Jeremias sabia que a vida podia ser madrasta e que quem anda à chuva molha-se, mas nunca tinha deparado com tamanho rolo compressor de confiança…

terça-feira, 4 de maio de 2010

O Exagero

Jeremias era versado no exagero. Sabia contudo vagamente que a ficção por mais amplificada que fosse nunca se compararia à realidade. A criatividade era filha de um talento que era para si desconhecido.

Como um vagabundo impoluto na peugada de um poeta solitário, Jeremias perseguia a sina na esperança de esta lhe cuspir na cara.

Como um bom cristão que esperava a chegada de Sua Santidade, o Papa, Jeremias não conseguia resistir à tentação de cair no manifesto exagero……

sexta-feira, 30 de abril de 2010

A Corrosão

Jeremias sobrevivia com a habitual perseverança aos ataques cínicos que o seu carácter despoletava. A corrosão era algo com que teve de aprender a lidar….

quinta-feira, 29 de abril de 2010

O Horizonte

Dissecava as minuciosidades sempre com harmonia. Representava a velha e encantadora idoneidade com estoicismo. Arrebatava facilmente quem se atravessasse pela frente.

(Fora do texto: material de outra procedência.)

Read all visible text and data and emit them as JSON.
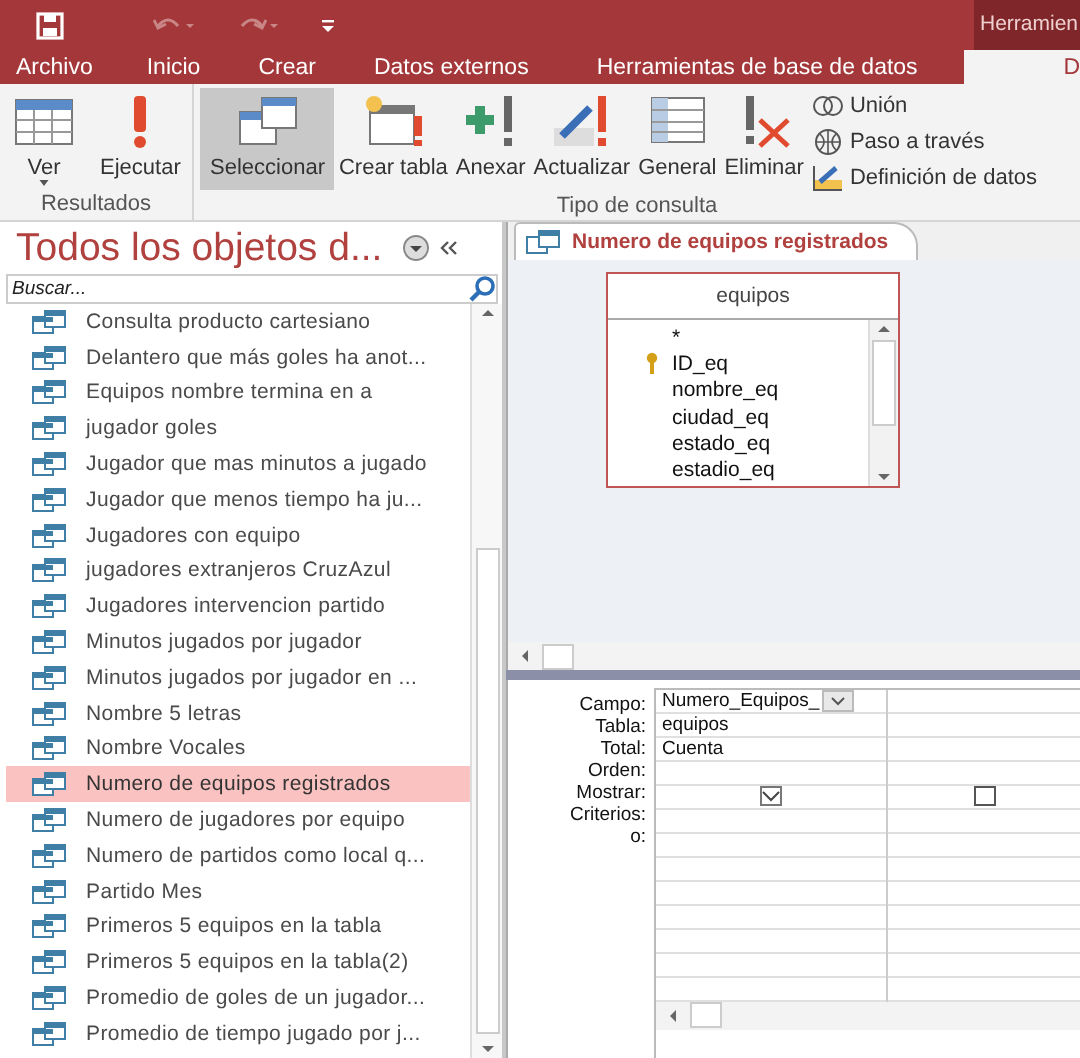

O seu deslumbramento funcionava como uma lanterna a piscar num horizonte longínquo…...

O Fascínio

Jeremias viva inebriado com o perfume daquela pétala irrequieta. Já não concebia a filosofia da vida sem aquela voracidade frenética. A velocidade estonteante com que eram quebradas as barreiras da aprendizagem ia muito para além do seu limitado universo….

sexta-feira, 23 de abril de 2010

A Poesia

Em cada canto, um poeta
em cada lua, um trovador
ao menos dêem-nos letras
para a sopa dos pobres líricos.

O Poema como a voz do povo
a luz que incendeia as almas
o destino que submerge incauto
o fim que desafia a normalidade.

Um rascunho que não chegou a livro
com as palavras que nunca foram ditas….

terça-feira, 13 de abril de 2010

A Coragem

Jeremias somente possuía duas certezas. A primeira era que nada no mundo era perfeito. A segunda era que o poder corrompia.
Com o decorrer do tempo tinha perdido entusiasmo. Aquele ímpeto vagamente juvenil nunca mais se repetiria. A contrapartida era filha da bravura. A coragem é a derradeira âncora de todos os condenados….

terça-feira, 6 de abril de 2010

A Coerência

Jeremias agia de acordo com o que as circunstâncias exigiam. No entanto a sua conduta respeitava escrupulosamente – por vezes de uma forma doentia – os sãos princípios que havia preconizado na sua já longa existência. Tinha ouvido dizer que a vida sorria com mais facilidade aos incoerentes mas sabia que cada dia que passava era mais tarde para mudar. No fundo, gostava de continuar a dar trabalho aos hipócritas desde mundo. Desconfiava, contudo, que a puta da coerência era o seu maior inimigo mas já era tarde pra mudar….

domingo, 4 de abril de 2010

A Páscoa

No Domingo de Páscoa, Jeremias continuava sem vacilar entregue à amargura mais sombria.
Tinha nascido dos escombros do Maoísmo. Fez a escola no que restava do chamado Socialismo de intervenção. Posteriormente conheceu como poucos a hipocrisia subjacente à Social-democracia dominante. Acabou por fazer carreira no Liberalismo mais vanguardista antes de assentar arraiais no catolicismo mais exacerbado. A Religião tinha-o encurralado.
Felizmente acabou por falecer, antes de enveredar pelos misteriosos caminhos da Pedofilia. Misteriosos são os caminhos do Senhor......

Nota: Post escrito originalmente aqui, e agora muito apropriadamente editado.